Performance, Iteratively

August 2023

This post is a draft. Content may be incomplete or missing.

Imagine you’re interviewing with a company, and your interviewer tells you they hired 20 developers five years back and have since wrote a million lines of code, and all that’s left to do now is write tests and get the code working …. you’d have questions for this person, right? And when your interviewer told you no, really, there are no unit tests, nobody has manually tested anything, no CI pipeline, no nada, it’s a pile of code that we hope will one day do something useful, what would you do? Thank them politely for their time and leave in a hurry?

Because, that’s kind of what we do with performance!

Nobody in their right mind believes that you can build a large software project and then get it working later. By the time you circle back to making stuff work, it’ll be too late: the sheer volume of things that are wrong will be overwhelming, and you’ll never finish. You’re better off testing as you go, iteratively building your project piece by piece, never integrating something until you’ve tested it and you’re reasonably confident it’s going to work. At the end, your whole project ought to work, because there was never a time it didn’t!

This has become common sense advice, but somehow, when it comes to performance, we still tend to do the exact opposite. It’s ridiculously common for projects to explicitly leave profiling and optimization to the end. That rarely goes well. At the end of a project, you usually can find a bit of low-hanging fruit for optimization, but after that the performance numbers most likely will not improve meaningfully again. You’re better off building with performance in mind throughout the project, and finishing with a project that hits your performance targets because there was never a time it didn’t.

In practice, that means having performance targets decided on day 1, writing small, repeatable “unit benchmarks” for your code, and never merging anything that isn’t plausibly fast enough to be part of your overall solution — the same way you test your code is plausibly correct before merging it. After all, if you work on something where performance matters, then performance is correctness; if something isn’t fast enough yet, then it’s not done yet, so don’t merge it yet.

But isn’t that premature optimization?

Developing this way helps prevent premature optimization.

Quick story: A few years back, I was on a two-person team working on a log-structured merge engine. There are a lot of details that go into a log-structured merge approach that we don’t need to get into right now; all you need to know is that a key decision you have to make is the design you choose for the “memory table” or “memtable,” which is an in-memory map data structure that has to be queried and/or updated on every client request. The memtable is at high risk of becoming your bottleneck because there’s only one, and every request uses it.

The traditional choice of data structure for a memtable is a binary search tree; the simple approach to making a memtable is to put a binary search tree behind a reader-writer lock. But one lock for the entire memtable is too slow, isn’t it? If performance is a concern, shouldn’t we try to do better?

Well, in our case, we had a performance target: 1 million IOPS per server blade. We also had some BST code lying around, so we stood up a little benchmark with a bunch of threads reading and writing a moderately large BST through a reader-writer lock. And what do you know? Our little benchmark was able to push 4 million operations per second running on the machines under our desks. The simplest memtable imaginable was already about four times faster than we need it to be on much lower end hardware than what we planned to deploy to. There was no reason to do anything fancier — premature optimization avoided!

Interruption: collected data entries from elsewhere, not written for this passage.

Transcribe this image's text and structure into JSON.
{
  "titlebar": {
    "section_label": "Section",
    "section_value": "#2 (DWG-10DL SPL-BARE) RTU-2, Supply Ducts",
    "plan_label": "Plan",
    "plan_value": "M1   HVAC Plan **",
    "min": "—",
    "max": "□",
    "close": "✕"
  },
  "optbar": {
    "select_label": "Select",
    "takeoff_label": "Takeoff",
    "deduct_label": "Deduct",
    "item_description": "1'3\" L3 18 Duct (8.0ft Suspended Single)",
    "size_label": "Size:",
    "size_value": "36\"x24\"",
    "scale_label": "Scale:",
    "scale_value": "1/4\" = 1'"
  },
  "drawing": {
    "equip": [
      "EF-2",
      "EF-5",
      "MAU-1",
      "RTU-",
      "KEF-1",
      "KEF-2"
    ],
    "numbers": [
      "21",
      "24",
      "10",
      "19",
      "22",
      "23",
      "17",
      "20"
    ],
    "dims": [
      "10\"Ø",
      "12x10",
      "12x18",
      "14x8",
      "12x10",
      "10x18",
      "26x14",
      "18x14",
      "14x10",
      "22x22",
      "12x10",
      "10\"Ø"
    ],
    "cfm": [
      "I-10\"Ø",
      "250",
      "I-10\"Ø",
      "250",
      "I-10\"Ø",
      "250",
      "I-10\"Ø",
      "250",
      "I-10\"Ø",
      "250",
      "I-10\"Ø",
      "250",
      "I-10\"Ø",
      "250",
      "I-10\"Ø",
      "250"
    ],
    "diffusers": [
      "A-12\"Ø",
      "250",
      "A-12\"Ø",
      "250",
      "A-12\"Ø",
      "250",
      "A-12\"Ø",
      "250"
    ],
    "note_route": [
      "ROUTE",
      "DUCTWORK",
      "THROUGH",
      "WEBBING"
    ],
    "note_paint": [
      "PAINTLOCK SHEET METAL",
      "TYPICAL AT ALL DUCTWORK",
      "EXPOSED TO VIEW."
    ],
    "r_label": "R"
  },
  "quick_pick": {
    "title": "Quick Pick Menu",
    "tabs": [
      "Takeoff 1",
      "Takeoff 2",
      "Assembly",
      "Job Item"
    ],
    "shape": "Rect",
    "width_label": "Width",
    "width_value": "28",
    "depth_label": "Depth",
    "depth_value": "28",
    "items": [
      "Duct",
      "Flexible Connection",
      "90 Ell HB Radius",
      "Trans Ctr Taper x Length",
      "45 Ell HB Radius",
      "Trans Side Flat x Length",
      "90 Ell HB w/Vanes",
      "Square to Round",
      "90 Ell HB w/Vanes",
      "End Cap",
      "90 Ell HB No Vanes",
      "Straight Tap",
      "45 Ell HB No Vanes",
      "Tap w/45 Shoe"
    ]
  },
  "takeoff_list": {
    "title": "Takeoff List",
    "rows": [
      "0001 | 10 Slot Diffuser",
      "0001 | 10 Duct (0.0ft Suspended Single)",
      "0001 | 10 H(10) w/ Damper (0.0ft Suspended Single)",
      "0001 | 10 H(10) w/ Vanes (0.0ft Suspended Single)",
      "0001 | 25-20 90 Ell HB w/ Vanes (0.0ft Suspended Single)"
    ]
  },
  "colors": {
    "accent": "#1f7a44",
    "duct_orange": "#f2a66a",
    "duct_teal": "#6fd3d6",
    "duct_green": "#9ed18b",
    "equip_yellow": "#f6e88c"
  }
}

Having a performance target to measure against makes it a lot easier to tell when it’s actually worth breaking out the fancy algorithms and optimziation tricks. For everything else, do the simplest thing possible!

But we can always optimize it later!

Sure, you can. But the longer you wait, the harder it’s going to be to zero on your bottlenecks, and you’re also going to find the reworks are bigger and take more time to carry out. Most likely you’ll run out of time before your numbers are where you wanted them to be.

Think about the imaginary company at the beginning of this post. What exactly was wrong about leaving all the testing until the end? One problem not testing as you go is you end up having to debug all your bugs at the same time; another is that fixes will require larger reworks in cases where other code took a dependency on the broken behavior. The same problems apply when you leave performance analysis to the end of your project: you’ll have to debug all your bottlenecks at the same time, and some of the fixes will result in code churn.

That we can optimize it later attitude is often rooted in a misunderstanding about profilers. Profilers are to performance as debuggers are to correctness: walking through your code in a debugger can help you notice some assumptions you made were incorrect, but a debugger certainly can’t outright explain to you what’s wrong with your code and what you should do to fix it. Similarly, examining your assumptions around timing and memory usage in a profiler can help you notice some of your assumptions were wrong, but a profiler can’t tell you what’s wrong and how to fix it. If you were imagining you would reach the end of your project and profile iteratively until it’s fast, you’re liable to be disappointed with the results.

Profilers are only effective when you’re already dialed into a specific problem. Iterative benchmarking is how you identify those problems, and how you make sure you’re only debugging one bottleneck at a time.

But how do you come up with a performance target before you have any code?

Yeah, that can be kind of hard. You should still do it, though.

Sometimes performance targets are trivially derived from the real world. If you’re making graphics for a device with a 60Hz display, then you target is 60 frames per second — simple! Other times the story is muddier; for example, you may be standing up a cloud service and wondering how many requests per second the service ought to be able to serve. If you’ve been working in an area long enough, you may have a gut instinct of what a good target should be. Otherwise, you’ll have to figure it out for yourself. Good luck!

If you get stuck and you don’t have a domain expert to talk to, one thing you can always do is build a simulator: make a program that uses your platform in a similar way your real code eventually will. Benchmarking that on your target hardware should give you an estimate that’s hopefully within an order of magnitude of what you could reasonably expect of your end product. it may not be perfect, but it’s certainly better than nothing!

What if we’re too late?

Say you didn’t follow this advice, you got to the end of the project, and now you’re stuck trying to improve your numbers. What can you do?

You can still benchmark your project iteratively without having to throw away all your code. Just come up with a performance target, stand up an empty project, set up a basic skeleton you can benchmark, and then start pulling in pieces of your old project one at a time. Each time you pull in some more code, get it under some sort of benchmark and make sure the performance is plausbily good — if it is, great!, move on to the next chunk. But if it’s not, now you’ve discovered work you need to do to hit your target. Finish it before pulling in the next chunk.

The work you discover this way is the same work that you would discover if you went the opposite direction, of starting with your old project and paring down pieces that are too slow. But with this strategy, you only have to debug one performance problem at a time, because you don’t merge anything until the all-up performance is in a reasonably good place.

Good luck!